In insgesamt vier Kolonien in der Antarktis sollen Tausende Kaiserpinguin-Küken gestorben sein. Dies haben Forscher herausgefunden, die für eine neue Studie Satellitenbilder analysiert haben. Schuld daran soll der Tiefstand des Meereises sein.

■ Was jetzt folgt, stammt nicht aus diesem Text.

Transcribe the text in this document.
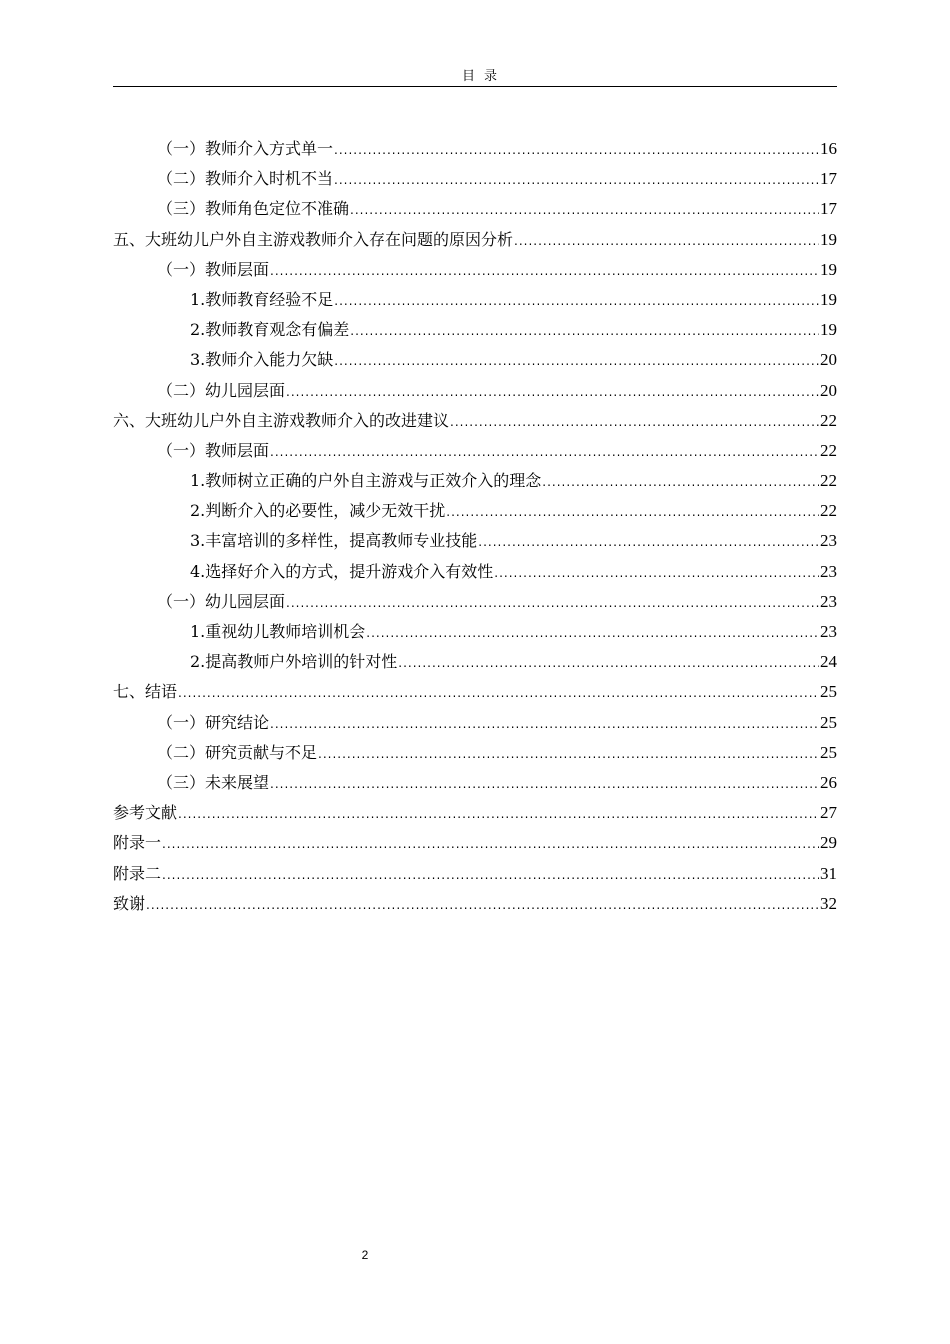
目录
（一）教师介入方式单一 .....	16
（二）教师介入时机不当 .....	17
（三）教师角色定位不准确 .....	17
五、大班幼儿户外自主游戏教师介入存在问题的原因分析 .....	19
（一）教师层面 .....	19
1.教师教育经验不足 .....	19
2.教师教育观念有偏差 .....	19
3.教师介入能力欠缺 .....	20
（二）幼儿园层面 .....	20
六、大班幼儿户外自主游戏教师介入的改进建议 .....	22
（一）教师层面 .....	22
1.教师树立正确的户外自主游戏与正效介入的理念 .....	22
2.判断介入的必要性，减少无效干扰 .....	22
3.丰富培训的多样性，提高教师专业技能 .....	23
4.选择好介入的方式，提升游戏介入有效性 .....	23
（一）幼儿园层面 .....	23
1.重视幼儿教师培训机会 .....	23
2.提高教师户外培训的针对性 .....	24
七、结语 .....	25
（一）研究结论 .....	25
（二）研究贡献与不足 .....	25
（三）未来展望 .....	26
参考文献 .....	27
附录一 .....	29
附录二 .....	31
致谢 .....	32
2
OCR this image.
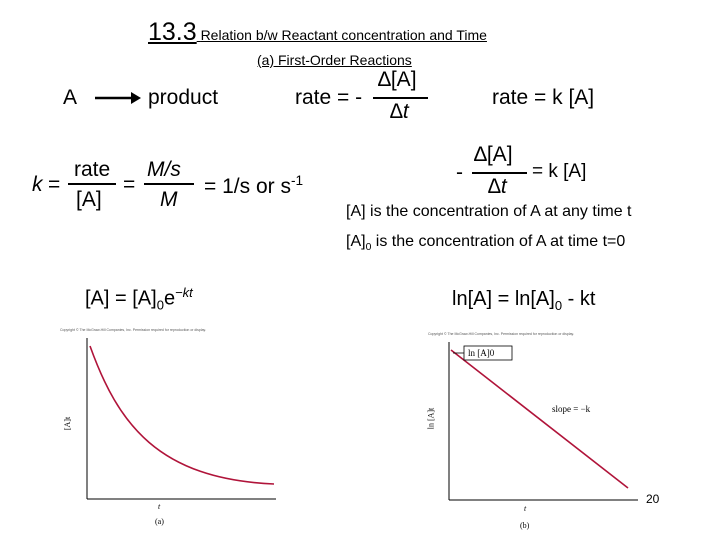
13.3 Relation b/w Reactant concentration and Time
(a) First-Order Reactions
A → product	rate = -
∆[A]
∆t
rate = k [A]
k =
rate
[A]
=
M/s
M
= 1/s or $s^{-1}$	-
∆[A]
∆t
= k [A]
[A] is the concentration of A at any time t
$[A]_0$ is the concentration of A at time t=0
$[A] = [A]_0e^{-kt}$	$\ln[A] = \ln[A]_0$ - kt
Copyright © The McGraw-Hill Companies, Inc. Permission required for reproduction or display.
[A]t
t
(a)
Copyright © The McGraw-Hill Companies, Inc. Permission required for reproduction or display.
ln [A]0
slope = −k
ln [A]t
t
(b)
20
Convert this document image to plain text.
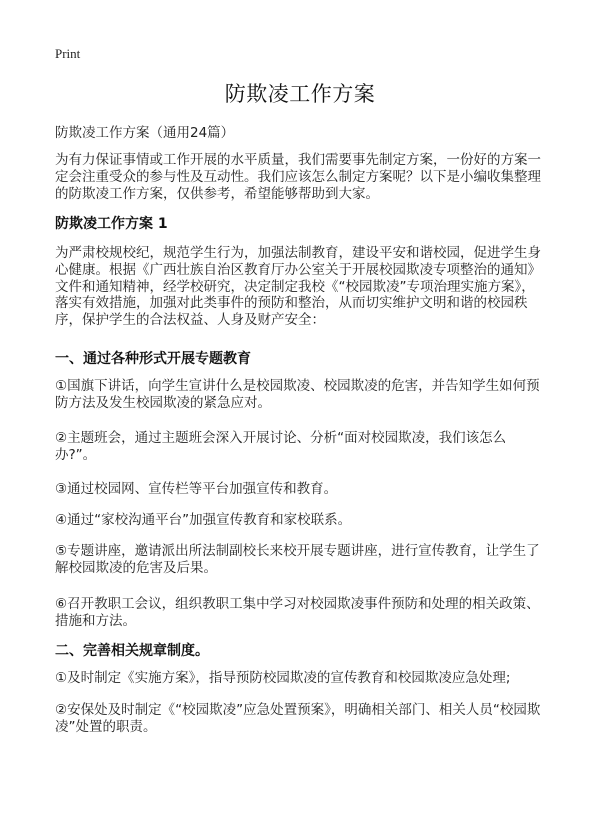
Print
防欺凌工作方案
防欺凌工作方案（通用24篇）
为有力保证事情或工作开展的水平质量，我们需要事先制定方案，一份好的方案一定会注重受众的参与性及互动性。我们应该怎么制定方案呢？以下是小编收集整理的防欺凌工作方案，仅供参考，希望能够帮助到大家。
防欺凌工作方案 1
为严肃校规校纪，规范学生行为，加强法制教育，建设平安和谐校园，促进学生身心健康。根据《广西壮族自治区教育厅办公室关于开展校园欺凌专项整治的通知》文件和通知精神，经学校研究，决定制定我校《“校园欺凌”专项治理实施方案》，落实有效措施，加强对此类事件的预防和整治，从而切实维护文明和谐的校园秩序，保护学生的合法权益、人身及财产安全：
一、通过各种形式开展专题教育
①国旗下讲话，向学生宣讲什么是校园欺凌、校园欺凌的危害，并告知学生如何预防方法及发生校园欺凌的紧急应对。
②主题班会，通过主题班会深入开展讨论、分析“面对校园欺凌，我们该怎么办?”。
③通过校园网、宣传栏等平台加强宣传和教育。
④通过“家校沟通平台”加强宣传教育和家校联系。
⑤专题讲座，邀请派出所法制副校长来校开展专题讲座，进行宣传教育，让学生了解校园欺凌的危害及后果。
⑥召开教职工会议，组织教职工集中学习对校园欺凌事件预防和处理的相关政策、措施和方法。
二、完善相关规章制度。
①及时制定《实施方案》，指导预防校园欺凌的宣传教育和校园欺凌应急处理;
②安保处及时制定《“校园欺凌”应急处置预案》，明确相关部门、相关人员“校园欺凌”处置的职责。
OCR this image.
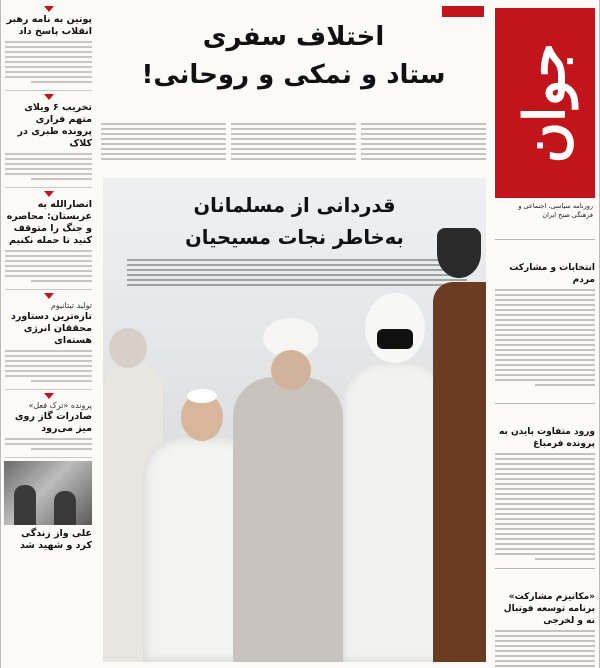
پوتین به نامه رهبر انقلاب پاسخ داد
تخریب ۶ ویلای متهم فراری پرونده طبری در کلاک
انصارالله به عربستان: محاصره و جنگ را متوقف کنید تا حمله نکنیم
تولید تیتانیوم
تازه‌ترین دستاورد محققان انرژی هسته‌ای
پرونده «ترک فعل»
صادرات گاز روی میز می‌رود
علی واز زندگی کرد و شهید شد
اختلاف سفری
ستاد و نمکی و روحانی!
قدردانی از مسلمانان
به‌خاطر نجات مسیحیان
جوان
روزنامه سیاسی، اجتماعی و فرهنگی صبح ایران
انتخابات و مشارکت مردم
ورود متفاوت بایدن به پرونده فرمباغ
«مکانیزم مشارکت» برنامه توسعه فوتبال نه و لخرجی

Die Brutausfälle in der Bellingshausensee seien "beispiellos", hieß es in der in der Fachzeitschrift "Communications Earth & Environment". In vielen Teilen der Region sei das Meereis nahezu vollständig verloren gegangen. Die Wissenschaftler schätzen in ihrer Studie, dass bis zu 10.000 Küken gestorben sein könnten, da die Kolonien zu einem Zeitpunkt verschwunden sind, als die Küken ihre wasserdichten Federn noch nicht entwickelt hatten.

Lange Zeit schien der Klimawandel mehr Schaden auf der nördlichen Hemisphäre in der Arktis anzurichten, doch nun machen sich die Auswirkungen immer deutlicher auch in der Antarktis bemerkbar.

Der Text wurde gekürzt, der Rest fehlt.